Given the tremendous profit incentive, is it highly likely that genetic profiling services like 23 and Me are cross referencing genotyping data with their customer's social media data to build risk profiles for the healthcare industry just based upon your digital footprint?

Of course 23 and Me encourages you to connect your social media profiles to your 23 and Me profile.
And their incomprehensible legal terms of service do give them the liberty to sell your data.
I don't know about you but I've given Silicon Valley many thousands of data points about my preferences and behaviors. You could debate that they know me better than I know myself.

The kinds of data scientists that are employed in these firms could easily draw statistical probabilities between the makeup of your digital character and your actual genes. For example

  • If you're 46 years old and you check-in at restaurants a lot you're probably at higher risk for heart disease.
  • If you like a lot of video gaming related pages and you're a single male you're probably at a higher risk for obesity.

You get the idea, combining the big data of the many thousands of genetic profiling customers with the big data of billions of social media users you could likely predict someone's genes quite accurately just with their social media data.

The genetic profiling firms could keep your data private and anonymous yet still build a predictive genetic profiling algorithm that could risk profile you for calamitous future health events just based upon you clicking that harmless Connect to Facebook button.
If you don't use social media, well good for you... But if you do that's intimate data about yourself that you've given up for them to use to make money.

The corporate executives of 23 and Me can shrug their shoulders and say
Hey we did not sell anyone's personal data, we just created a very good algorithm using anonymous data for predicting risk and we sold that.

  • We already know that the big social media giants have no qualms with selling our data to the highest bidder.
  •  Given a sufficiently appealing honey pot, the lawyers of health insurance companies and hospital conglomerates will find a way around the genetic discrimination laws.

 That's how you'll be none-consensually genetically profiled and you won't even get all that useful personal genotyping data that actually helps you!

I'm really not sure what to do about this or how to prevent it.
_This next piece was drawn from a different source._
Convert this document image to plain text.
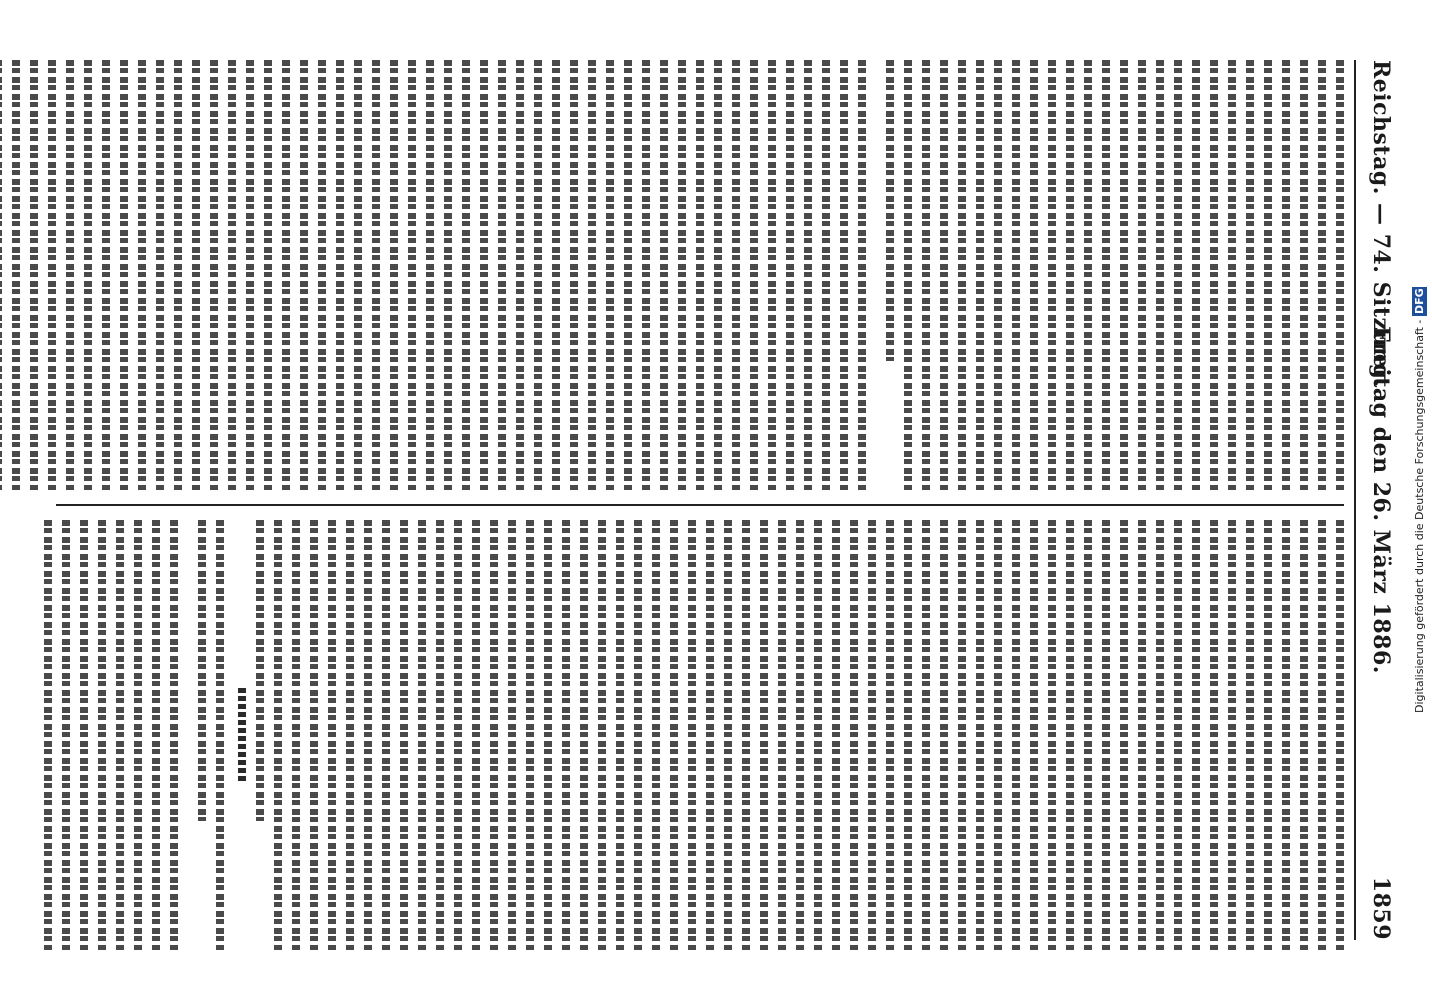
Reichstag. — 74. Sitzung.
Freitag den 26. März 1886.
1859
Digitalisierung gefördert durch die Deutsche Forschungsgemeinschaft - DFG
I'm still planning on getting genotyped by 23 and Me although if a more ethical company that is explicitly against this sort of thing enters the market to compete with them, I'd much rather send them my spit and money so I can figure out what genetic black swans are in my future that I should prepare for.

I guess the best advice is to...

Take control of your health and genetic destiny before the powers that be do!

Check out this philosophical video about why...

Mitochondria are to genes what free will is to predetermination.

Ultimately...

If you wait too long or expect to be taken care of, you'll become just one of many millions of patient ID numbers to be processed as profitably as possibly. You can anticipate a bleak future being maintained in very mediocre health by an utterly uncaring (or totally automated) bureaucracy.

 

What do you think...

Am I being to conspiratorial here? Is this something we should be worried about?